In his place is Aaron Cross, aka #5, a new, genetically-engineered black ops agent. As played by Jeremy Renner, Cross lacks some of Bourne’s vulnerability, though he is in a sense even more susceptible to being taken out of the game by his own people. As the opening establishes, in the wake of Bourne’s uncovering of the ultra-secret operations of which he was a part, the government has opted to shut down their successor, a nasty business code-named “Outcome.”

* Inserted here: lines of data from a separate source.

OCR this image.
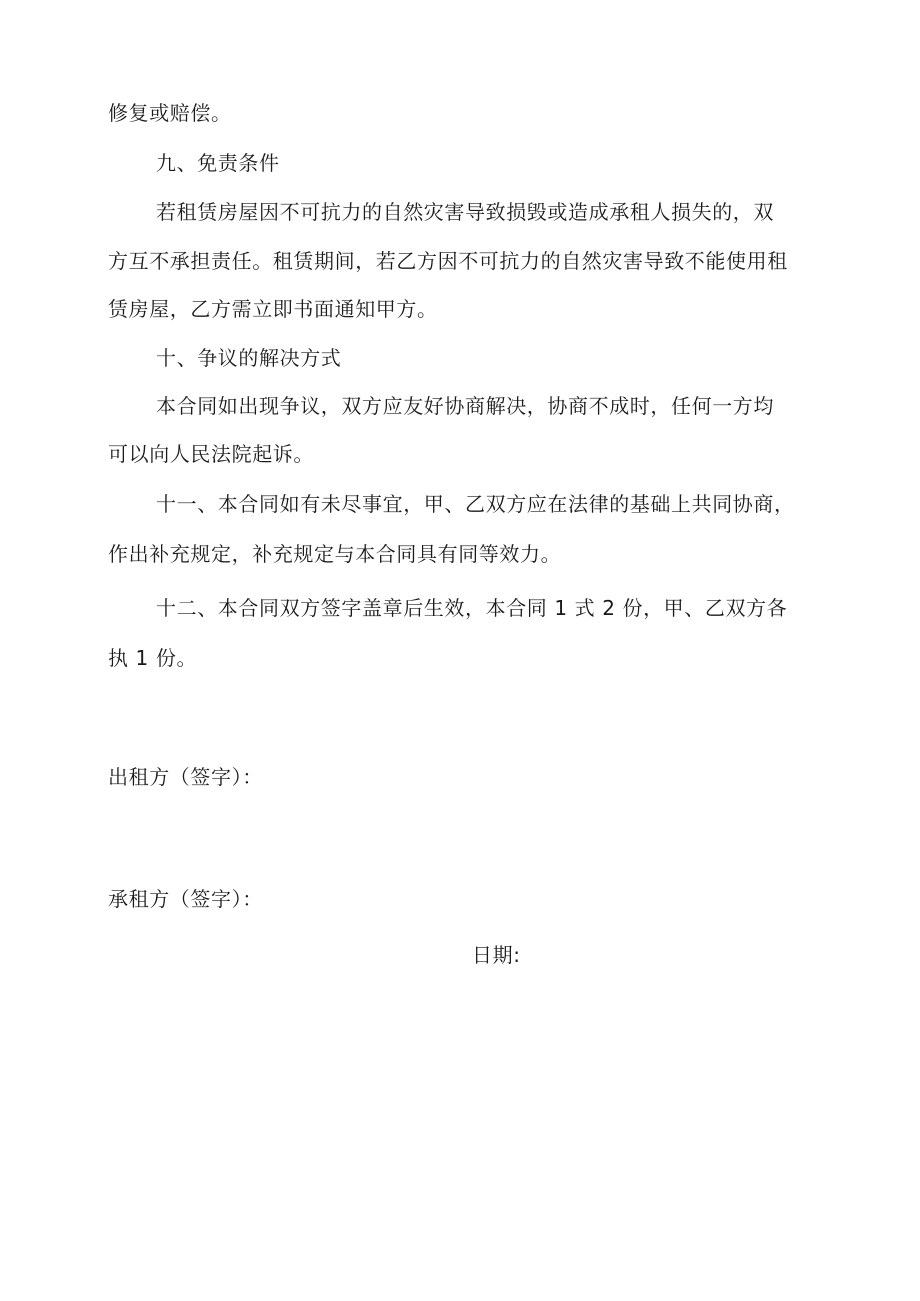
修复或赔偿。
九、免责条件
若租赁房屋因不可抗力的自然灾害导致损毁或造成承租人损失的，双
方互不承担责任。租赁期间，若乙方因不可抗力的自然灾害导致不能使用租
赁房屋，乙方需立即书面通知甲方。
十、争议的解决方式
本合同如出现争议，双方应友好协商解决，协商不成时，任何一方均
可以向人民法院起诉。
十一、本合同如有未尽事宜，甲、乙双方应在法律的基础上共同协商，
作出补充规定，补充规定与本合同具有同等效力。
十二、本合同双方签字盖章后生效，本合同 1 式 2 份，甲、乙双方各
执 1 份。
出租方（签字）：
承租方（签字）：
日期:
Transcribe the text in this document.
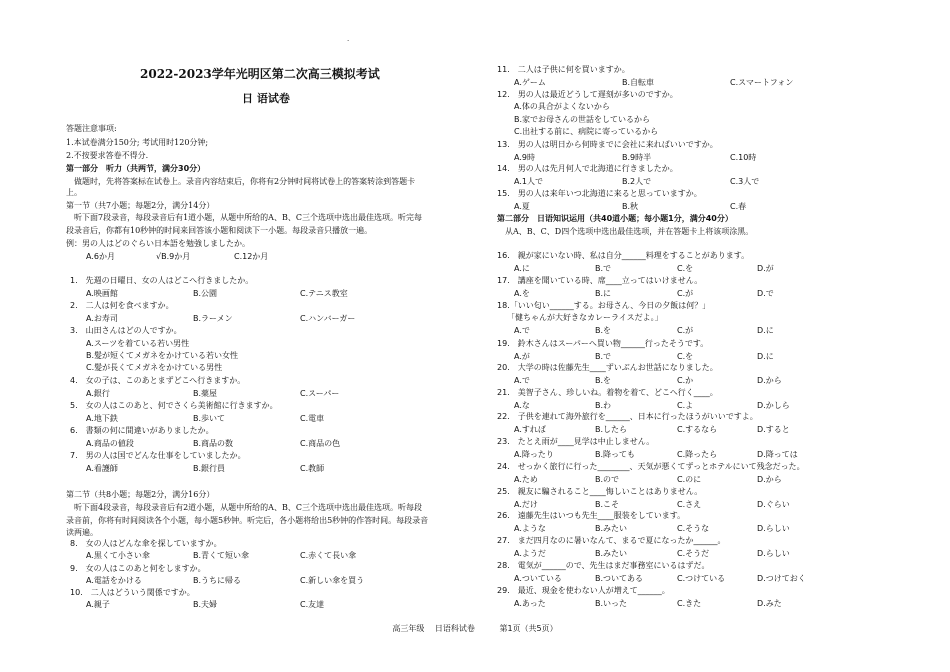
·
2022-2023学年光明区第二次高三模拟考试
日 语试卷
答题注意事项:
1.本试卷满分150分; 考试用时120分钟;
2.不按要求答卷不得分.
第一部分　听力（共两节，满分30分）
　做题时，先将答案标在试卷上。录音内容结束后，你将有2分钟时间将试卷上的答案转涂到答题卡
上。
第一节（共7小题；每题2分，满分14分）
　听下面7段录音，每段录音后有1道小题，从题中所给的A、B、C三个选项中选出最佳选项。听完每
段录音后，你都有10秒钟的时间来回答该小题和阅读下一小题。每段录音只播放一遍。
例：男の人はどのぐらい日本語を勉強しましたか。
A.6か月	√B.9か月	C.12か月
1.　先週の日曜日、女の人はどこへ行きましたか。
A.映画館	B.公園	C.テニス教室
2.　二人は何を食べますか。
A.お寿司	B.ラーメン	C.ハンバーガー
3.　山田さんはどの人ですか。
A.スーツを着ている若い男性
B.髪が短くてメガネをかけている若い女性
C.髪が長くてメガネをかけている男性
4.　女の子は、このあとまずどこへ行きますか。
A.銀行	B.薬屋	C.スーパー
5.　女の人はこのあと、何でさくら美術館に行きますか。
A.地下鉄	B.歩いて	C.電車
6.　書類の何に間違いがありましたか。
A.商品の値段	B.商品の数	C.商品の色
7.　男の人は国でどんな仕事をしていましたか。
A.看護師	B.銀行員	C.教師
第二节（共8小题；每题2分，满分16分）
　听下面4段录音，每段录音后有2道小题，从题中所给的A、B、C三个选项中选出最佳选项。听每段
录音前，你将有时间阅读各个小题，每小题5秒钟。听完后，各小题将给出5秒钟的作答时间。每段录音
读两遍。
8.　女の人はどんな傘を探していますか。
A.黒くて小さい傘	B.青くて短い傘	C.赤くて長い傘
9.　女の人はこのあと何をしますか。
A.電話をかける	B.うちに帰る	C.新しい傘を買う
10.　二人はどういう関係ですか。
A.親子	B.夫婦	C.友達
11.　二人は子供に何を買いますか。
A.ゲーム	B.自転車	C.スマートフォン
12.　男の人は最近どうして遅刻が多いのですか。
A.体の具合がよくないから
B.家でお母さんの世話をしているから
C.出社する前に、病院に寄っているから
13.　男の人は明日から何時までに会社に来ればいいですか。
A.9時	B.9時半	C.10時
14.　男の人は先月何人で北海道に行きましたか。
A.1人で	B.2人で	C.3人で
15.　男の人は来年いつ北海道に来ると思っていますか。
A.夏	B.秋	C.春
第二部分　日语知识运用（共40道小题；每小题1分，满分40分）
　从A、B、C、D四个选项中选出最佳选项，并在答题卡上将该项涂黑。
16.　親が家にいない時、私は自分______料理をすることがあります。
A.に	B.で	C.を	D.が
17.　講座を聞いている時、席____立ってはいけません。
A.を	B.に	C.が	D.で
18.「いい匂い______する。お母さん、今日の夕飯は何？」
「健ちゃんが大好きなカレーライスだよ。」
A.で	B.を	C.が	D.に
19.　鈴木さんはスーパーへ買い物______行ったそうです。
A.が	B.で	C.を	D.に
20.　大学の時は佐藤先生____ずいぶんお世話になりました。
A.で	B.を	C.か	D.から
21.　美智子さん、珍しいね。着物を着て、どこへ行く____。
A.な	B.わ	C.よ	D.かしら
22.　子供を連れて海外旅行を______、日本に行ったほうがいいですよ。
A.すれば	B.したら	C.するなら	D.すると
23.　たとえ雨が____見学は中止しません。
A.降ったり	B.降っても	C.降ったら	D.降っては
24.　せっかく旅行に行った________、天気が悪くてずっとホテルにいて残念だった。
A.ため	B.ので	C.のに	D.から
25.　親友に騙されること____悔しいことはありません。
A.だけ	B.こそ	C.さえ	D.ぐらい
26.　遠藤先生はいつも先生____服装をしています。
A.ような	B.みたい	C.そうな	D.らしい
27.　まだ四月なのに暑いなんて、まるで夏になったか______。
A.ようだ	B.みたい	C.そうだ	D.らしい
28.　電気が______ので、先生はまだ事務室にいるはずだ。
A.ついている	B.ついてある	C.つけている	D.つけておく
29.　最近、現金を使わない人が増えて______。
A.あった	B.いった	C.きた	D.みた
高三年级 日语科试卷	第1页（共5页）
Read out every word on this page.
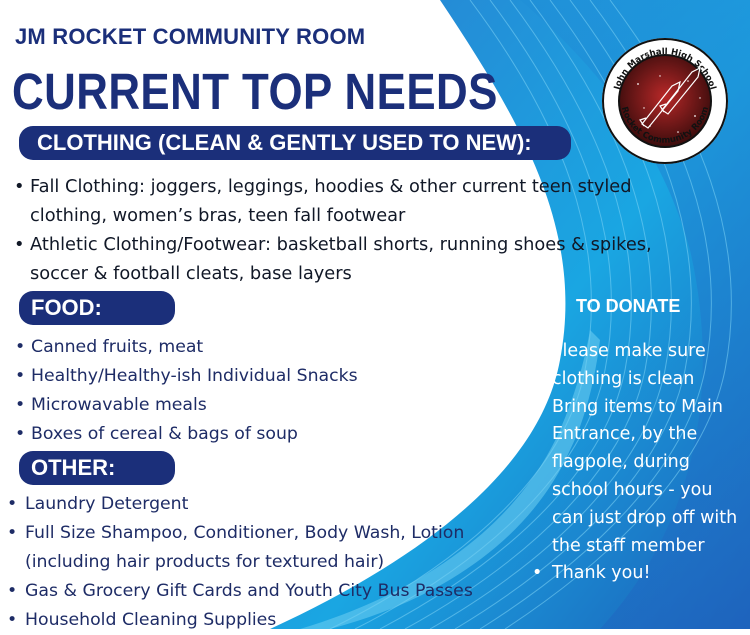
John Marshall High School
Rocket Community Room
JM ROCKET COMMUNITY ROOM
CURRENT TOP NEEDS
CLOTHING (CLEAN & GENTLY USED TO NEW):
• Fall Clothing: joggers, leggings, hoodies & other current teen styled clothing, women’s bras, teen fall footwear
• Athletic Clothing/Footwear: basketball shorts, running shoes & spikes, soccer & football cleats, base layers
FOOD:
• Canned fruits, meat
• Healthy/Healthy-ish Individual Snacks
• Microwavable meals
• Boxes of cereal & bags of soup
OTHER:
• Laundry Detergent
• Full Size Shampoo, Conditioner, Body Wash, Lotion (including hair products for textured hair)
• Gas & Grocery Gift Cards and Youth City Bus Passes
• Household Cleaning Supplies
TO DONATE
• Please make sure clothing is clean
• Bring items to Main Entrance, by the flagpole, during school hours - you can just drop off with the staff member
• Thank you!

Doing so entails getting rid of the six chromosome-altered agents whose extraordinary powers have been chemically induced. During a survival training exercise, Cross narrowly escapes being blasted by a predator drone, using his wits and a high-powered rifle to cross up (sorry) his superiors. He finds the scientist who has been his medical contact (Rachel Weisz), saves her from being eliminated, and the two set off in search of the “chems” he needs to sustain his new powers and, in a way, his new identity.
Thus, the original Bourne’s quest to discover his lost identity is neatly flipped. But director Tony Gilroy, who co-wrote the screenplays for the first three Bournes as well as this one, retains many of the features that has made the series so popular. Though “Legacy” lacks the breathtaking pace of its predecessors, as well as the love interest of the first two, it has plenty of chases, martial arts fighting, and general skullduggery and mayhem we’ve come to expect. If you haven’t seen the first three, you may be a little at sea to begin with. If you have, you’ll enjoy the many visual allusions—and some subtle musical one—in this fourth installment.
Robert Elswit replaces Oliver Wood as cinematographer with little drop-off in quality, particularly in the movie’s opening in the Alaskan (actually Albertan) wilderness. James Newton Howard’s score and the deft editing of John Gilroy (yes, Tony’s brother) move the action along briskly, though with rather more pauses for dialogue than in the prior action flicks. These are generally good, especially in the scenes involving Renner and Weisz, as they haltingly, suspiciously come together in the interest of mutual survival. I also enjoyed an all but unrecognizable Stacy Keach as one of the government heavies and the screen energy of Edward Norton as his counterpart in the fictitious (I hope) agency that decides to wipe out the agents rather than let CNN find out about them.
Rated “PG-13” for violence and thematic material, “The Bourne Legacy” might have deepened its appeal, if not exactly broadened it, by exploring some of the implications of genetic engineering and scientific participation in the name of patriotism. (Remember the Nazis?) But this movie is finally the stuff of thrillers, not ethical reflection. (Gilroy’s’ first directorial effort, “Michael Clayton,” does manage to comprise both.) The close of “Legacy” leaves open the distinct possibility for a fifth entry in the series: I expect this fourth one to do well enough to make that happen.